EDITORIAL: Mike Redmond ran out of options

NDP PEI Leader Mike Redmond resigned last week following his byelection defeat in Charlottetown-Parkdale.
(Guardian File Photo)
NDP PEI Leader Mike Redmond resigned last week following his byelection defeat in Charlottetown-Parkdale. (Guardian File Photo) - The Guardian

As party leader, and a former resident in the riding, he was duty-bound to carry the party’s colours into that uphill fight.

Mike Redmond had run out of options. He had to try and win a seat for the New Democratic Party in the Nov. 27 byelection in Charlottetown-Parkdale. As party leader, and a former resident in the riding, he was duty-bound to carry the party’s colours into that uphill fight.

The NDP desperately needed a presence inside the legislature to remain relevant after being overshadowed by the upstart Green party for the past two and a half years, since Peter Bevan-Baker won his seat in the 2015 provincial election.

Then, following a disappointing fourth-place byelection finish, Redmond had no option but to step down. In an effort to gain parity with the Green Party, the NDP suffered a stinging reversal when Hannah Bell was the upset winner for the Greens.

Mr. Redmond’s five years as NDP leader ended some 10 days after voters embraced the Island’s other Third Party.

The Green party was able to assemble an impressive team of volunteers for the campaign – repeating its success in 2015 of pouring resources into one district and electing its leader Peter Bevan-Baker. And when District 11 voters compared the four byelection candidates, Ms. Bell compared very well.

The Greens were able to corner voter backlash from last fall’s plebiscite on electoral reform because Mr. Bevan-Baker was in the legislature and able to consistently hammer the government on the issue.

The NDP did mobilize an impressive team but there were criticisms that Mr. Redmond reduced his door-to-door campaign, missing a number of homes in various neighbourhoods. A grassroots campaign and personal contacts are important in a byelection.

As leader, Mr. Redmond was trying to keep abreast of events in the legislature and take care of commitments on a busy farm in Kings County. He was stretched too thin and it hurt. The person with a strong grasp of provincial issues and the most passion for social justice was unable to press home those advantages. The limited number of debates and public appearances all hurt Mr. Redmond.

But there were no recriminations, regrets or bitterness when the final decision was made. He fulfilled his commitment to run in two elections and it was time to move forward.

Looking head, the NDP has a strong presence and profile across the Island.
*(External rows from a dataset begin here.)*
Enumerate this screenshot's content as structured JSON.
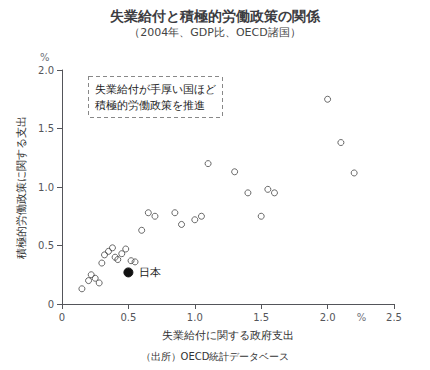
{
  "chart_data": {
    "type": "scatter",
    "title": "失業給付と積極的労働政策の関係",
    "subtitle": "（2004年、GDP比、OECD諸国）",
    "xlabel": "失業給付に関する政府支出",
    "ylabel": "積極的労働政策に関する支出",
    "x_unit": "%",
    "y_unit": "%",
    "source": "（出所）OECD統計データベース",
    "annotation": "失業給付が手厚い国ほど\n積極的労働政策を推進",
    "xlim": [
      0,
      2.5
    ],
    "ylim": [
      0,
      2.0
    ],
    "xticks": [
      0,
      0.5,
      {
        "value": 1.0,
        "label": "1.0"
      },
      1.5,
      {
        "value": 2.0,
        "label": "2.0"
      },
      2.5
    ],
    "yticks": [
      0,
      0.5,
      {
        "value": 1.0,
        "label": "1.0"
      },
      1.5,
      {
        "value": 2.0,
        "label": "2.0"
      }
    ],
    "grid": false,
    "series": [
      {
        "marker": "open_circle",
        "color": "#444444",
        "x": [
          0.15,
          0.2,
          0.22,
          0.25,
          0.28,
          0.3,
          0.32,
          0.35,
          0.38,
          0.4,
          0.42,
          0.45,
          0.48,
          0.52,
          0.55,
          0.6,
          0.65,
          0.7,
          0.85,
          0.9,
          1.0,
          1.05,
          1.1,
          1.3,
          1.4,
          1.5,
          1.55,
          1.6,
          2.0,
          2.1,
          2.2
        ],
        "values": [
          0.13,
          0.2,
          0.25,
          0.22,
          0.18,
          0.35,
          0.42,
          0.45,
          0.48,
          0.4,
          0.38,
          0.43,
          0.47,
          0.37,
          0.36,
          0.63,
          0.78,
          0.75,
          0.78,
          0.68,
          0.72,
          0.75,
          1.2,
          1.13,
          0.95,
          0.75,
          0.98,
          0.95,
          1.75,
          1.38,
          1.12
        ]
      },
      {
        "marker": "circle",
        "color": "#111111",
        "x": [
          0.5
        ],
        "values": [
          0.27
        ],
        "labels": [
          "日本"
        ]
      }
    ]
  }
}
It comes down to the party selecting a dynamic leader before the 2019 provincial election and nominating strong candidates to carry the banner forward.
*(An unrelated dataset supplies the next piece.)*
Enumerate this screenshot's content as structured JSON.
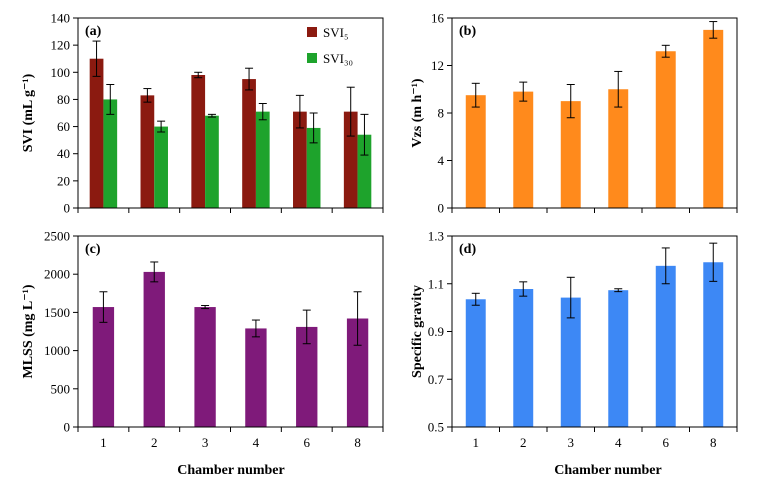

It must decide how to counter the Green battle plan, which is already evident - retain the two seats it has, target several other potential wins – and then hold the balance of power in a minority government.

With a new president at the helm, the NDP has a clear opportunity to rebuild and reassess its future direction on P.E.I. Where Leah Jane Hayward – elected party president in late October - had a challenge before, it’s even bigger today.

As he exited public life, Mr. Redmond said he wants to continue his advocacy for social justice, particularly around the issue of poverty. It’s doubtful we have heard the last of Mr. Redmond.